Sunday’s inaugural Saudi Arabia Grand Prix played host to one of the most memorable and dramatic F1 races in recent history, treating us to multiple red flags and collisions between the title rivals.
Charles Leclerc, following a strong qualifying, will be disappointed to have not converted his fourth-place grid position, ultimately finishing in a respectable seventh place. The Monegasque driver was one of many to have lost out in the mid-race carnage, which produced two red flags.
Having crashed on the exit of the final corner on Saturday’s qualifying, Max Verstappen only qualified third, whilst Lewis Hamilton took pole. Valterri Bottas, an ambassador at last week’s Beking event in Monaco, started second. All three got a good launch and remained in formation, with Leclerc trailing in fourth.
The turning point in the race came from a relatively innocuous crash from Mick Schumacher, which brought out the red flag as repairs were needed to repair the barrier. This, however, was after many in the field, including Leclerc and Hamilton, had pitted for new tyres, leaving them languishing further down the field. Verstappen was the main benefactor as he stayed out, changed his tyres under the red flag and found himself leading the race.
From a grid restart, Hamilton launched down the inside of Verstappen, but the Dutchman hung-on around the outside; the Briton took evasive action to avoid the Red Bull, and subsequently lost out to Esteban Ocon.
Further down the field, Leclerc was squeezed against the barrier by Perez, sending the Mexican spinning and causing a subsequent crash involving Nikita Mazepin and George Russell, bringing out another red flag.
Dramatic radio negotiations between the FIA, Red Bull and Mercedes during the second red flag meant that, in order to avoid incurring a penalty, Verstappen would give back the positions to Ocon and Hamilton, and start in third.
On the second restart however, Verstappen overtook Hamilton at turn one as the cars ran three abreast. Ocon was a sitting duck for Verstappen and then for Hamilton, who both made light-work of getting by the Frenchman.

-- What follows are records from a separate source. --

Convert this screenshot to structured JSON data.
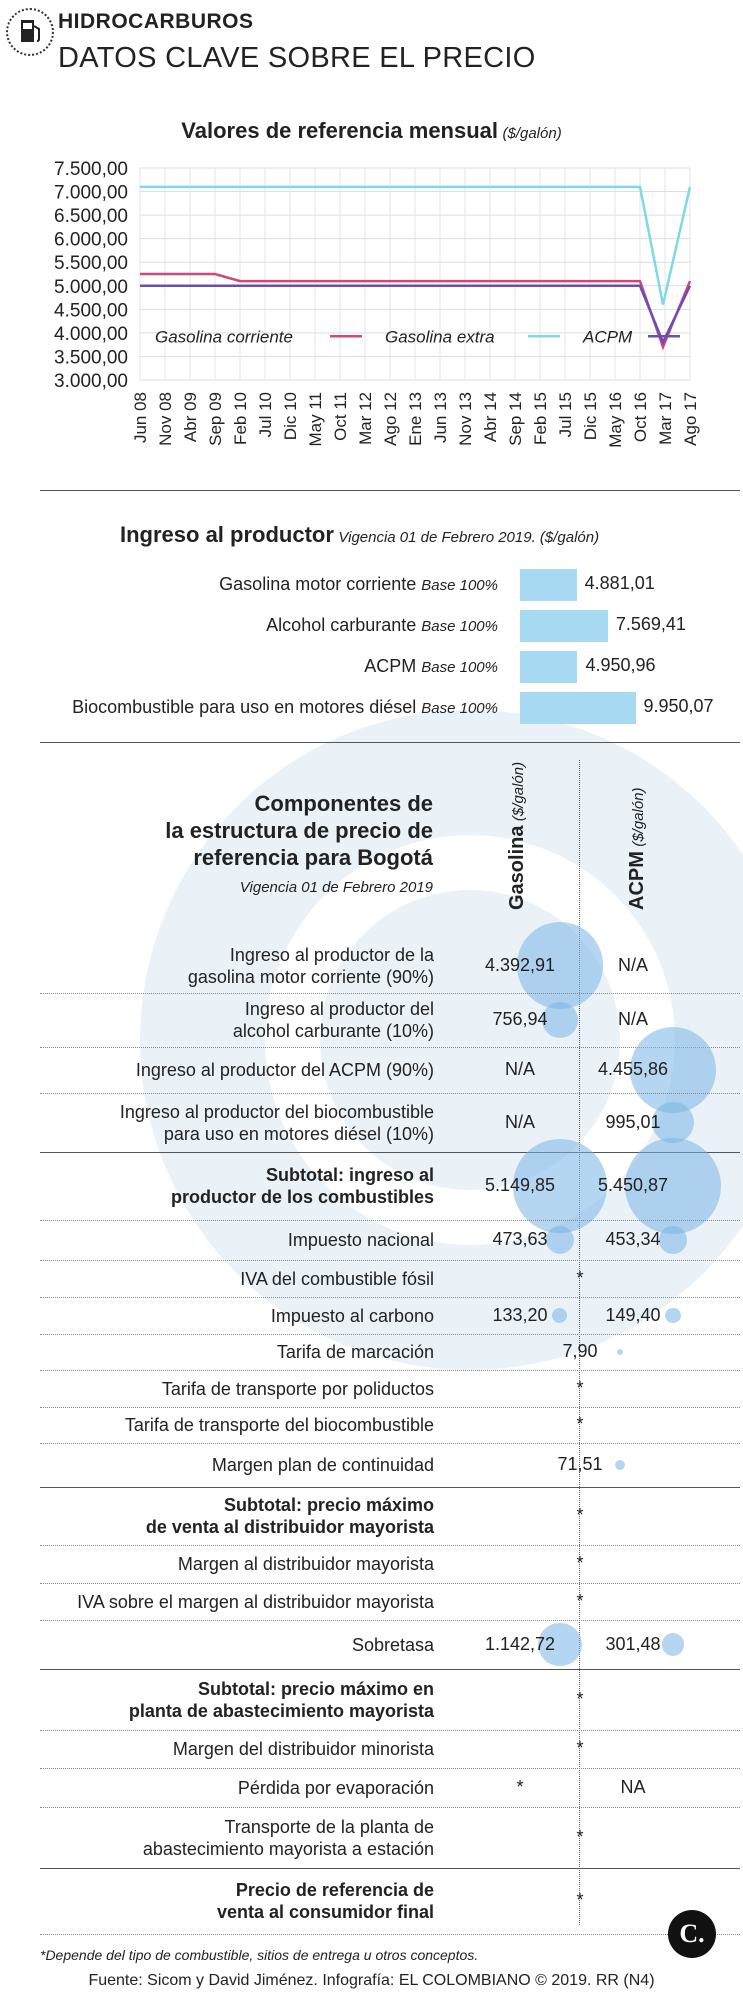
{
  "header": {
    "kicker": "HIDROCARBUROS",
    "title": "DATOS CLAVE SOBRE EL PRECIO"
  },
  "chart_data": [
    {
      "type": "line",
      "title": "Valores de referencia mensual",
      "unit": "($/galón)",
      "yticks": [
        "7.500,00",
        "7.000,00",
        "6.500,00",
        "6.000,00",
        "5.500,00",
        "5.000,00",
        "4.500,00",
        "4.000,00",
        "3.500,00",
        "3.000,00"
      ],
      "ylim": [
        3000,
        7500
      ],
      "x": [
        "Jun 08",
        "Nov 08",
        "Abr 09",
        "Sep 09",
        "Feb 10",
        "Jul 10",
        "Dic 10",
        "May 11",
        "Oct 11",
        "Mar 12",
        "Ago 12",
        "Ene 13",
        "Jun 13",
        "Nov 13",
        "Abr 14",
        "Sep 14",
        "Feb 15",
        "Jul 15",
        "Dic 15",
        "May 16",
        "Oct 16",
        "Mar 17",
        "Ago 17"
      ],
      "series": [
        {
          "name": "Gasolina corriente",
          "color": "#d6457a",
          "values": [
            5250,
            5250,
            5250,
            5250,
            5100,
            5100,
            5100,
            5100,
            5100,
            5100,
            5100,
            5100,
            5100,
            5100,
            5100,
            5100,
            5100,
            5100,
            5100,
            5100,
            5100,
            3700,
            5100
          ]
        },
        {
          "name": "Gasolina extra",
          "color": "#7fd8e8",
          "values": [
            7100,
            7100,
            7100,
            7100,
            7100,
            7100,
            7100,
            7100,
            7100,
            7100,
            7100,
            7100,
            7100,
            7100,
            7100,
            7100,
            7100,
            7100,
            7100,
            7100,
            7100,
            4600,
            7100
          ]
        },
        {
          "name": "ACPM",
          "color": "#6a4fb3",
          "values": [
            5000,
            5000,
            5000,
            5000,
            5000,
            5000,
            5000,
            5000,
            5000,
            5000,
            5000,
            5000,
            5000,
            5000,
            5000,
            5000,
            5000,
            5000,
            5000,
            5000,
            5000,
            3800,
            5000
          ]
        }
      ],
      "legend": "bottom",
      "grid": true
    },
    {
      "type": "bar",
      "title": "Ingreso al productor",
      "subtitle": "Vigencia 01 de Febrero 2019. ($/galón)",
      "categories": [
        "Gasolina motor corriente",
        "Alcohol carburante",
        "ACPM",
        "Biocombustible para uso en motores diésel"
      ],
      "base_label": "Base 100%",
      "values": [
        4881.01,
        7569.41,
        4950.96,
        9950.07
      ],
      "labels": [
        "4.881,01",
        "7.569,41",
        "4.950,96",
        "9.950,07"
      ],
      "color": "#a8d9f2"
    },
    {
      "type": "table",
      "title_lines": [
        "Componentes de",
        "la estructura de precio de",
        "referencia para Bogotá"
      ],
      "subtitle": "Vigencia 01 de Febrero 2019",
      "columns": [
        {
          "name": "Gasolina",
          "unit": "($/galón)"
        },
        {
          "name": "ACPM",
          "unit": "($/galón)"
        }
      ],
      "rows": [
        {
          "label": [
            "Ingreso al productor de la",
            "gasolina motor corriente (90%)"
          ],
          "g": "4.392,91",
          "a": "N/A",
          "gv": 4392.91,
          "av": 0
        },
        {
          "label": [
            "Ingreso al productor del",
            "alcohol carburante (10%)"
          ],
          "g": "756,94",
          "a": "N/A",
          "gv": 756.94,
          "av": 0
        },
        {
          "label": [
            "Ingreso al productor del ACPM (90%)"
          ],
          "g": "N/A",
          "a": "4.455,86",
          "gv": 0,
          "av": 4455.86
        },
        {
          "label": [
            "Ingreso al productor del biocombustible",
            "para uso en motores diésel (10%)"
          ],
          "g": "N/A",
          "a": "995,01",
          "gv": 0,
          "av": 995.01
        },
        {
          "label": [
            "Subtotal: ingreso al",
            "productor de los combustibles"
          ],
          "g": "5.149,85",
          "a": "5.450,87",
          "gv": 5149.85,
          "av": 5450.87,
          "bold": true
        },
        {
          "label": [
            "Impuesto nacional"
          ],
          "g": "473,63",
          "a": "453,34",
          "gv": 473.63,
          "av": 453.34
        },
        {
          "label": [
            "IVA del combustible fósil"
          ],
          "m": "*"
        },
        {
          "label": [
            "Impuesto al carbono"
          ],
          "g": "133,20",
          "a": "149,40",
          "gv": 133.2,
          "av": 149.4
        },
        {
          "label": [
            "Tarifa de marcación"
          ],
          "m": "7,90",
          "mv": 7.9
        },
        {
          "label": [
            "Tarifa de transporte por poliductos"
          ],
          "m": "*"
        },
        {
          "label": [
            "Tarifa de transporte del biocombustible"
          ],
          "m": "*"
        },
        {
          "label": [
            "Margen plan de continuidad"
          ],
          "m": "71,51",
          "mv": 71.51
        },
        {
          "label": [
            "Subtotal: precio máximo",
            "de venta al distribuidor mayorista"
          ],
          "m": "*",
          "bold": true
        },
        {
          "label": [
            "Margen al distribuidor mayorista"
          ],
          "m": "*"
        },
        {
          "label": [
            "IVA sobre el margen al distribuidor mayorista"
          ],
          "m": "*"
        },
        {
          "label": [
            "Sobretasa"
          ],
          "g": "1.142,72",
          "a": "301,48",
          "gv": 1142.72,
          "av": 301.48
        },
        {
          "label": [
            "Subtotal: precio máximo en",
            "planta de abastecimiento mayorista"
          ],
          "m": "*",
          "bold": true
        },
        {
          "label": [
            "Margen del distribuidor minorista"
          ],
          "m": "*"
        },
        {
          "label": [
            "Pérdida por evaporación"
          ],
          "g": "*",
          "a": "NA",
          "gv": 0,
          "av": 0
        },
        {
          "label": [
            "Transporte de la planta de",
            "abastecimiento mayorista a estación"
          ],
          "m": "*"
        },
        {
          "label": [
            "Precio de referencia de",
            "venta al consumidor final"
          ],
          "m": "*",
          "bold": true
        }
      ]
    }
  ],
  "footnote": "*Depende del tipo de combustible, sitios de entrega u otros conceptos.",
  "source": "Fuente: Sicom y David Jiménez. Infografía: EL COLOMBIANO © 2019. RR (N4)",
  "brand_mark": "C."
}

Hamilton, with superior pace on the hard tyres closed in on Verstappen, almost overtaking with the Dutchman only maintaining the place having run wide. He was then ordered to give the place to Hamilton, who in trying to overtake the slow-moving Red Bull, dramatically ran into the back, damaging the Briton’s front-wing. Hamilton did eventually pass, despite a couple of gung-ho moves from Verstappen, none of which stuck. Verstappen subsequently picked up penalties for the incidents, but maintained second position, whilst Hamilton took the chequered flag to leave the rivals level on points going into the final race.
Bottas overtook Ocon on the line to complete the podium, whilst Leclerc, one of the major victims of the mid-race carnage, finished seventh – crucially allowing him to overtake new Monaco resident, Lando Norris to take fifth position in the drivers’ standings.
The race was therefore bittersweet for Leclerc, who despite climbing the drivers’ standings, was left reflecting on what could have been. “It is a shame to only finish seventh, because we had the potential to do better,” he said after the race. “The red flag cost us three positions then came the contact with Perez and we lost more positions.”
Leclerc takes a slender lead over Norris going into the final race of the season in Abu Dhabi next weekend. All the attention, however, will be on Hamilton and Verstappen, as both vie to become world champion, in a title race that will go down to the wire.